Later on, Laurel arranges to meet Tony for lunch. While enjoying a nice Italian ham dish (don't ask), Tony admits he was so mad that Victor was leaving the mafia to "go legit" that he ordered the hit on her parents. Then, when his son Freddy was offed by Nick (on Laurel's orders), Tony decided that all the Castles must die: Father Paul, Anna, her husband, the grandkids. Everybody!

Suddenly Laurel whips out a gun (neatly tucked into her power suit) and shots fill the air. But wait! It's Nick! He and Tony's "muscle" just shot each other in the kitchen (again, don't ask)! Then Nick staggers out and drops dead. Distracted by all the hub-bub, Laurel plugs Tony D full of lead and he dies on the spot.

Till death do them part...and it will: Lauren and Nick in happier times.

As the sounds of police sirens pierce the unnatural quiet, the camera focuses on Susan Lucci's frozen, yet perfectly made-up, face. Since nobody made "Lady Mobster 2", we'll never know if Laurel was arrested for whacking Tony D--or if she was, if she represented herself at the trial (she's a lawyer, remember).

The only difference between the tele-flick "Lady Mobster" and a plot arc on "All My Children" (besides the casting of Susan Lucci) is economy in story telling. While "Lady Mobster" clocks in at under 90 minutes (less commercials), soap operas are notorious for dragging things out for weeks, months, even years. Thus, "Lady Mobster" clipped along at a nice pace and allowed Lucci's legions of fans (who the network counted on to tune in) to witness their idol doing what she does best: fixing a haughty gaze on an opponent; tossing her head while flipping her at the same time; lowering her voice when she mean business; striding into and out of a room with purpose and wearing a variety of eye-catching suits and gowns (I don't know if Lucci wore anything from her own QVC collection or not).

While Lucci is in her element here, her co-stars are crushed under their attempts to play this sudsy stew of mob cliches for real. As Victor Castle, Joseph Wiseman declaims every line as if he's at the Old Vic; he also has an annoying tendency to draw out the "s" endings on his words, so he sounds like a talking snake ("This-s-s-s discussion is-s-s over boys-s-s!"). Furthermore, as the movie progresses, he develops a waxy yellow build-up on his face that's really creepy. Michael Nadar, as Nick, juts out his chin and husks out his lines just he did on "Dynasty" as Dex Dexter and as Count Dimitri (one of Erica Kane's cuddlemates) on "AMC". Mr. Nadar is a handsome presence, but he takes himself way too seriously. As for the character actors lined up to play "Lady Mobsters" mobsters, they all attempt Nuu Yawk accents, wear rumpled suits, hug each other and say stuff like, "Yous got no loyalty to the de family!", but they're basically inter-changeable. And what's a mob movie without a priest in the family, female relatives who blot out the crime carnage around them, a tacky wedding ceremony and lots of funerals?
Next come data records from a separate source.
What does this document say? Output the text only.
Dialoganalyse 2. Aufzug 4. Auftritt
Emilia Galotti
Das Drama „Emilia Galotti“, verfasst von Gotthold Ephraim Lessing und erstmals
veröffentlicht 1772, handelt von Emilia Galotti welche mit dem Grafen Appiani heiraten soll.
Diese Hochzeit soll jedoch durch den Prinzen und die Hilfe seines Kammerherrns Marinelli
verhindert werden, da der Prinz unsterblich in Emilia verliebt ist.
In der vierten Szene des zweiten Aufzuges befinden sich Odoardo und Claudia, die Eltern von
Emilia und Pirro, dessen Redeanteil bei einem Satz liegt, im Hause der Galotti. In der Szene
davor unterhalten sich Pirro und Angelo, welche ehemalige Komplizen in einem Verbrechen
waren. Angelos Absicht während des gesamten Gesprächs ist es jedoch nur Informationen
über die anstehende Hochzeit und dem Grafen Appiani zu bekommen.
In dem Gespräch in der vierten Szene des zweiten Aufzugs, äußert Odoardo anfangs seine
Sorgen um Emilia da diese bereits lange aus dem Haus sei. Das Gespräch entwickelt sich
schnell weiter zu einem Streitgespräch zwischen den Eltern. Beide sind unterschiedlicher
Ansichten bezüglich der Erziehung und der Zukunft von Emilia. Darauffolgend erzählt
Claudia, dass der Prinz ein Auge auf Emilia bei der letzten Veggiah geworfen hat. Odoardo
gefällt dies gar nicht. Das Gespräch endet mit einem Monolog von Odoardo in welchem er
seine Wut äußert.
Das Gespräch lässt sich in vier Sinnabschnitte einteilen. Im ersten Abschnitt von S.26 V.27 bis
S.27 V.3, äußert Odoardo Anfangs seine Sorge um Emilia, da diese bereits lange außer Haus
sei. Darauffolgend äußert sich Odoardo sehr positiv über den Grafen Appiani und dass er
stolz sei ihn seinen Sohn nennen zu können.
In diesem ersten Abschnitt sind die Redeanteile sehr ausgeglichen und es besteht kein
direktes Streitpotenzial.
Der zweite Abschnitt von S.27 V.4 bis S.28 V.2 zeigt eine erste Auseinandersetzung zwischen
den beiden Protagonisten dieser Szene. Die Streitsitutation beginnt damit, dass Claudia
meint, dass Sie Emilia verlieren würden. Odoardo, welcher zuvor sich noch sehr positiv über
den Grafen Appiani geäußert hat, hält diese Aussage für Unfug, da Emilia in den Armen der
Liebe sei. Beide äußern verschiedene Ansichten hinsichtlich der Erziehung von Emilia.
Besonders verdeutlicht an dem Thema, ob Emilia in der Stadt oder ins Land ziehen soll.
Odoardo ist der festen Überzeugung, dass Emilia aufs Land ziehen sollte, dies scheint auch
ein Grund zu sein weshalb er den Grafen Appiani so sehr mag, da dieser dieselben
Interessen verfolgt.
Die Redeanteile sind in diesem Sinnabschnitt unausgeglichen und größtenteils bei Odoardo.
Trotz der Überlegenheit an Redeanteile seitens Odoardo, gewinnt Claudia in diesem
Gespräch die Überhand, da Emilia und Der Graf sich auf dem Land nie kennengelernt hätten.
So movie lovers, if you miss watching Erica Kane and all her assorted conniptions on "All My Children", check out "Lady Mobster". It's the next best thing to being in Pine Valley...and the Prime Time Emmy Awards snubbed Susan Lucci's performance here, too!

AND SAVE THE MOVIES, while you're at it.

The greatest "AMC" plot line EVER: Erica Kane reunites with her long lost father, once a hot-shot movie director, now working as a circus clown.